Yorgo Bacanos (Γιώργος Μπατζανός, /el/; 21 September 1900 - 24 February 1977) was a master oud player and improvisational composer of Ottoman classical music. His father Haralambos (known as Lavtacı Lambo in Turkish) was of Greek Romani descent, and a legendary lavta and oud improviser. His brother Aleko Bacanos, his uncle Anastasios Leontaridis, his cousins Paraschos and Lambros Leontaridis and his grandfather Leondi Efendi were well-known kemençe players, and his grandfather Ligori Efendi played the kanun. His father was largely responsible for introducing the young Yorgo to music, presenting him with his first oud at the age of five. Yorgo attended the prestigious Lycée Saint Benoît in Istanbul, but soon left to concentrate on music full-time. He had made his first public appearance in the Eftalofos Club in Taksim at the age of twelve.

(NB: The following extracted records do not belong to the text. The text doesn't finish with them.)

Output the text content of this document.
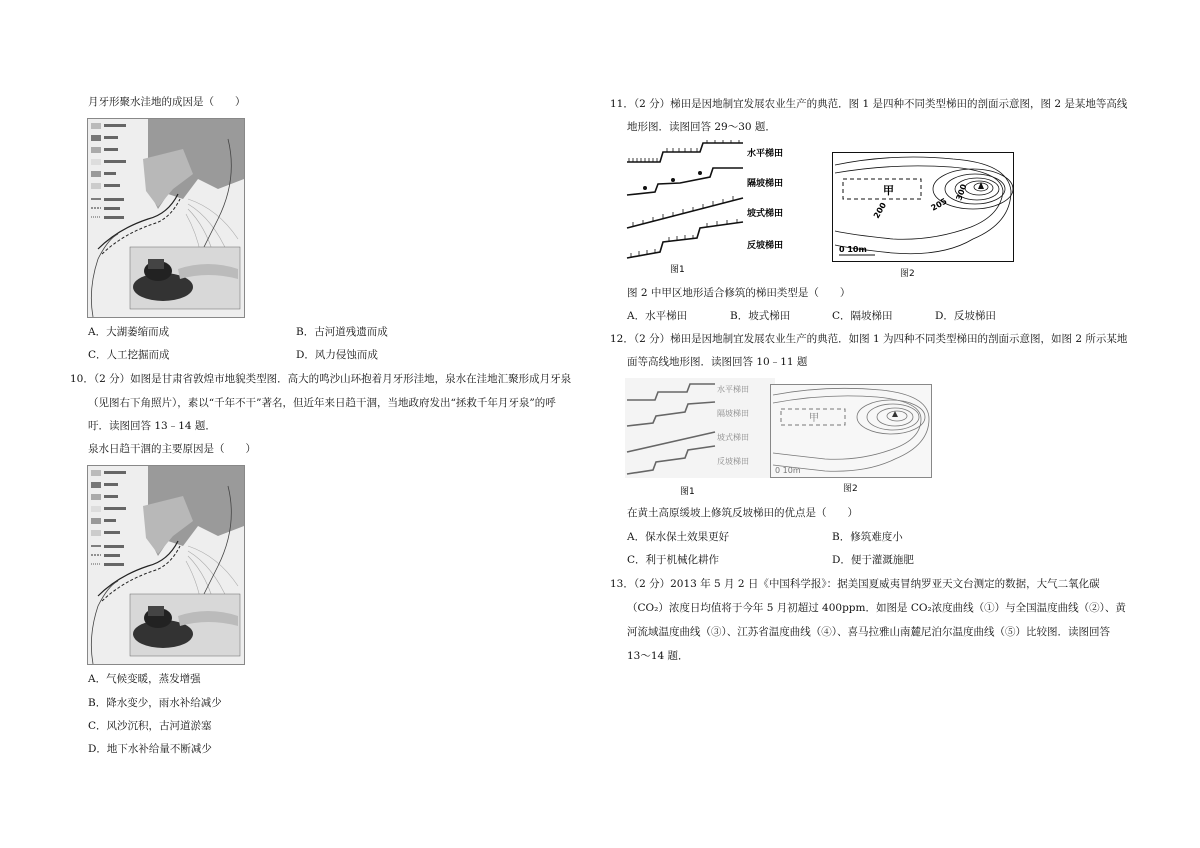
月牙形聚水洼地的成因是（　　）
A．大湖萎缩而成	B．古河道残遗而成
C．人工挖掘而成	D．风力侵蚀而成
10．（2 分）如图是甘肃省敦煌市地貌类型图．高大的鸣沙山环抱着月牙形洼地，泉水在洼地汇聚形成月牙泉
（见图右下角照片），素以“千年不干”著名，但近年来日趋干涸，当地政府发出“拯救千年月牙泉”的呼
吁．读图回答 13﹣14 题．
泉水日趋干涸的主要原因是（　　）
A．气候变暖，蒸发增强
B．降水变少，雨水补给减少
C．风沙沉积，古河道淤塞
D．地下水补给量不断减少
11．（2 分）梯田是因地制宜发展农业生产的典范．图 1 是四种不同类型梯田的剖面示意图，图 2 是某地等高线
地形图．读图回答 29～30 题．
水平梯田
隔坡梯田
坡式梯田
反坡梯田
图1
甲
200	205
300
0 10m
图2
图 2 中甲区地形适合修筑的梯田类型是（　　）
A．水平梯田	B．坡式梯田	C．隔坡梯田	D．反坡梯田
12．（2 分）梯田是因地制宜发展农业生产的典范．如图 1 为四种不同类型梯田的剖面示意图，如图 2 所示某地
面等高线地形图．读图回答 10﹣11 题
水平梯田
隔坡梯田
坡式梯田
反坡梯田
图1
甲
0 10m
图2
在黄土高原缓坡上修筑反坡梯田的优点是（　　）
A．保水保土效果更好	B．修筑难度小
C．利于机械化耕作	D．便于灌溉施肥
13．（2 分）2013 年 5 月 2 日《中国科学报》：据美国夏威夷冒纳罗亚天文台测定的数据，大气二氧化碳
（CO₂）浓度日均值将于今年 5 月初超过 400ppm．如图是 CO₂浓度曲线（①）与全国温度曲线（②）、黄
河流域温度曲线（③）、江苏省温度曲线（④）、喜马拉雅山南麓尼泊尔温度曲线（⑤）比较图．读图回答
13～14 题．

After his debut, he travelled to Cyprus and Egypt to perform, and upon his return to Turkey his fame grew quickly. He started performing on Turkish Radio in 1927, and went on continued to perform there for 51 years, until his death. In 1928, he visited Berlin with his brother Aleko, and Kanuni Ahmet Yatman and performed in records of Hafiz Kemal and Hafiz Sadettin Kaynak; in the next year, he performed in Paris, with the violinist Sadi Işılay, and Deniz Kızı Eftalya; he further went on to Cairo with the same band.

He played with the other masters of his era, including Münir Nurettin Selçuk and Zeki Müren in Turkey, and Umm Kulthum and Munir Bashir in the Arab world. Yorgo Bacanos also gave concerts in many European countries, and became one of the finest and most renowned oud players of his time (alongside Udi Hrant Kenkulian). His technique and musicality proved influential, and his distinctive variations are still being performed at present.